MIMP

Verdict: A pioneering method that connects the dots between cancer mutations and phosphorylation changes -- conceptually important but limited by sparse training data and the complexity of real signaling networks.

Citation: Wagih O, Reimand J, Bader GD. "MIMP: predicting the impact of mutations on kinase-substrate phosphorylation." Nature Methods 12:531-533 (2015). DOI: 10.1038/nmeth.3396

Problem Setup

Cancer genomes harbor thousands of somatic mutations, but which mutations affect phosphorylation-based signaling? A mutation near a phosphosite could destroy the site itself, alter the flanking sequence to disrupt kinase recognition, or create a new motif recognized by a different kinase. MIMP asks: can computational analysis predict which mutations rewire kinase-substrate relationships?

Approach

MIMP (Mutation Impact on Phosphorylation) analyzes mutations within a window around known phosphosites (+/- 7 residues from the phosphorylated position). For each mutation, it scores the wild-type and mutant sequence against position weight matrices (PWMs) for kinase substrate specificity. If a mutation significantly reduces the score for one kinase and/or increases it for another, MIMP predicts a kinase switch -- a rewiring event. The method also detects direct phosphosite destruction (mutation of the phosphorylated residue itself) and creation of new Ser/Thr/Tyr residues by mutation.

Key Findings

• Applied to TCGA pan-cancer somatic mutations, MIMP identifies thousands of predicted kinase rewiring events across cancer types.
• Some predicted rewiring events affect known cancer-relevant kinase-substrate pairs (e.g., mutations disrupting AKT substrate recognition).
• Direct phosphosite destruction (mutating S/T/Y to another residue) is enriched above background in several cancer types.
• Recurrent mutations at phosphosite-flanking positions suggest selection for signaling rewiring in some tumors.
• The method is fast and scales to whole-genome/exome mutation datasets.

Evaluation

Validated on a curated set of known mutation-phosphorylation relationships from the literature. Enrichment analysis tested whether cancer mutations are more likely to affect phosphosites than expected by chance. Compared against random expectation and simple proximity-based approaches. No large-scale experimental validation of predicted rewiring events.

Honest Assessment

Strengths:

• Addresses a genuinely important and underexplored question: how do mutations mechanistically alter phospho-signaling?
• Computationally efficient -- can process entire TCGA mutation datasets.
• Conceptually bridges two fields (cancer genomics and phosphoproteomics) that often operate in isolation.
• Open-source tool with a web interface for accessibility.

Limitations:

• Relies entirely on linear motif recognition (PWMs), which captures only part of kinase-substrate specificity; docking interactions, localization, and scaffolding are ignored.
• The kinase motif library used (circa 2015) covers far fewer kinases than the current KinaseLibrary; predictions are limited to well-characterized kinases.
• No way to distinguish a predicted rewiring event that actually matters for cell biology from one that is biochemically real but phenotypically irrelevant.
• Most predicted rewiring events lack experimental validation, so the false positive rate is unknown.
• Does not account for the stoichiometry or abundance of the affected substrate.

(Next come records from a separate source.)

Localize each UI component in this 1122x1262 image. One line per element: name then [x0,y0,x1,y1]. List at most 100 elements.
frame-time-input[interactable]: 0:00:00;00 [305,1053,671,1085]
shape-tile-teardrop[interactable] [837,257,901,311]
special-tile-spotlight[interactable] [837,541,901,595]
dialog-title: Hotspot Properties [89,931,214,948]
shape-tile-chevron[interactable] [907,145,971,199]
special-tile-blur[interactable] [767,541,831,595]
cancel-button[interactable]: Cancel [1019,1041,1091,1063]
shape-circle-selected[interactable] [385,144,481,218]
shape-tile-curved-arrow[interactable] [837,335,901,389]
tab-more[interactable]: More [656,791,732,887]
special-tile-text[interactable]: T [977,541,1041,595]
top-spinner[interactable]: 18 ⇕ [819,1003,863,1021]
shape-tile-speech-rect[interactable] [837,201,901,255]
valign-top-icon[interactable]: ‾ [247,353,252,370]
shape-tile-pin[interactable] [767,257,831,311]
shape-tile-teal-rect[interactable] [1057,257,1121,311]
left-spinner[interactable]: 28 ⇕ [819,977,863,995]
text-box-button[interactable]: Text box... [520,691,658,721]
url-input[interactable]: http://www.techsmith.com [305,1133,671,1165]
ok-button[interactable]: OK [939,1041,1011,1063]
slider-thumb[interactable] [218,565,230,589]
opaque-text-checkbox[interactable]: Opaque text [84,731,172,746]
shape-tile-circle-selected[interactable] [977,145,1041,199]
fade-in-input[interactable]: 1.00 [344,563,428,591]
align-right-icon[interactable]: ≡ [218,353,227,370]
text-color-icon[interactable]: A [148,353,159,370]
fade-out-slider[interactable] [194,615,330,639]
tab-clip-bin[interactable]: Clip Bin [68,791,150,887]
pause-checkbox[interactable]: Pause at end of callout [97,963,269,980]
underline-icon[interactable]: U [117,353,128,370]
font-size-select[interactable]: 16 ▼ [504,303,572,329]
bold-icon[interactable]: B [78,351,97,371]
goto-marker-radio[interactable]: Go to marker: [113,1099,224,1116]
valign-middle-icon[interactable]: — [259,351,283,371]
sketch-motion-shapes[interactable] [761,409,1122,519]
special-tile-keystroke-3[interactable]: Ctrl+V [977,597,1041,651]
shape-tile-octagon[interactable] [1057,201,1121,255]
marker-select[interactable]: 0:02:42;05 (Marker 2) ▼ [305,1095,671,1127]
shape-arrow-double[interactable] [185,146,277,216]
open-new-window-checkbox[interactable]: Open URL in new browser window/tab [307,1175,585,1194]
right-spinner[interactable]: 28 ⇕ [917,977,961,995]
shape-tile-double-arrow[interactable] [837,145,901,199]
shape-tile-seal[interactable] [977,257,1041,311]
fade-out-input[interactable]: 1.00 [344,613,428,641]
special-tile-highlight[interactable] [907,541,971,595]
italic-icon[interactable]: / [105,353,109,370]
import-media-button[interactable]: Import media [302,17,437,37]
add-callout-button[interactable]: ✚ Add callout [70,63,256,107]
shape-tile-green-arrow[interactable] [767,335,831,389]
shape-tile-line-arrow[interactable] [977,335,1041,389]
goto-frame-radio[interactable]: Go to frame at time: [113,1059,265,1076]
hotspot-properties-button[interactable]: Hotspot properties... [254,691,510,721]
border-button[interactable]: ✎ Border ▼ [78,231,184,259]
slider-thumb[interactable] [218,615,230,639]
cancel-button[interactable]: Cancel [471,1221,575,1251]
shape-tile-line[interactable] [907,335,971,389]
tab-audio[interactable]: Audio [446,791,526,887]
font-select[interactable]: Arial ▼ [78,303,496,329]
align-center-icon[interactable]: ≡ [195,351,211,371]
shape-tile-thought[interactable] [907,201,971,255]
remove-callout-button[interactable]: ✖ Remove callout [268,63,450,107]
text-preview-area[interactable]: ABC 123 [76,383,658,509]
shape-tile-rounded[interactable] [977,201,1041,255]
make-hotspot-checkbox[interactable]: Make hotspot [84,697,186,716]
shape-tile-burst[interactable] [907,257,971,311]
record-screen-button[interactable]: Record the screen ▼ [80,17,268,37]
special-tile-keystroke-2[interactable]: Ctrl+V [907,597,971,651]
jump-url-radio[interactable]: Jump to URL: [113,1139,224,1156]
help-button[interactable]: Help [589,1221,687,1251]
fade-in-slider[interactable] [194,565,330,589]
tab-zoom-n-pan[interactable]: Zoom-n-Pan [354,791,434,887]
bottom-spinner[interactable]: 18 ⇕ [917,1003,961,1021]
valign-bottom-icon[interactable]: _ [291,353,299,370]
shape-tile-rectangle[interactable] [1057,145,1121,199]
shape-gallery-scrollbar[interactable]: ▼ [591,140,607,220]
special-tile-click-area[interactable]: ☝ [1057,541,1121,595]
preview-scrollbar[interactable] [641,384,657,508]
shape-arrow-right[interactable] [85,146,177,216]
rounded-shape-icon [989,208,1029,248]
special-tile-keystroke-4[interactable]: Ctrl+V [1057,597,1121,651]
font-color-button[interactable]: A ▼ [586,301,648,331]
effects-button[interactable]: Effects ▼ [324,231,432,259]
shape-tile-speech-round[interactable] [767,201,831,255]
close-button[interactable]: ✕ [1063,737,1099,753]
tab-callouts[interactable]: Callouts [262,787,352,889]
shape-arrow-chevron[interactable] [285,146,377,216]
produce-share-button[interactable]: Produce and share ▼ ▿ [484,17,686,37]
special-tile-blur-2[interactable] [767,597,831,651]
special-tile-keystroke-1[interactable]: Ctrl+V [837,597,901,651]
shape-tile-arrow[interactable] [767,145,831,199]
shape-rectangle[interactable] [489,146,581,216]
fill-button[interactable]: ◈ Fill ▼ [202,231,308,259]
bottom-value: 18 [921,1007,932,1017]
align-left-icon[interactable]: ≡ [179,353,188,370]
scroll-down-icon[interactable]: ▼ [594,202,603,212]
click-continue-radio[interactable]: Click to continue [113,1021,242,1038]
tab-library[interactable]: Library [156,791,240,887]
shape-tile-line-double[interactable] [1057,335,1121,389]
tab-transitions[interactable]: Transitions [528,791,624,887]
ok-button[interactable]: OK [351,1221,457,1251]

Design Decision: Use linear motif scoring as a fast, scalable proxy for kinase-substrate compatibility. This is a pragmatic simplification that enables genome-wide analysis but limits predictive accuracy. The approach was ahead of its time in 2015 -- with better kinase motif data (KinaseLibrary 2023) and larger phosphoproteomics datasets (CPTAC), the core idea deserves revisiting with updated resources.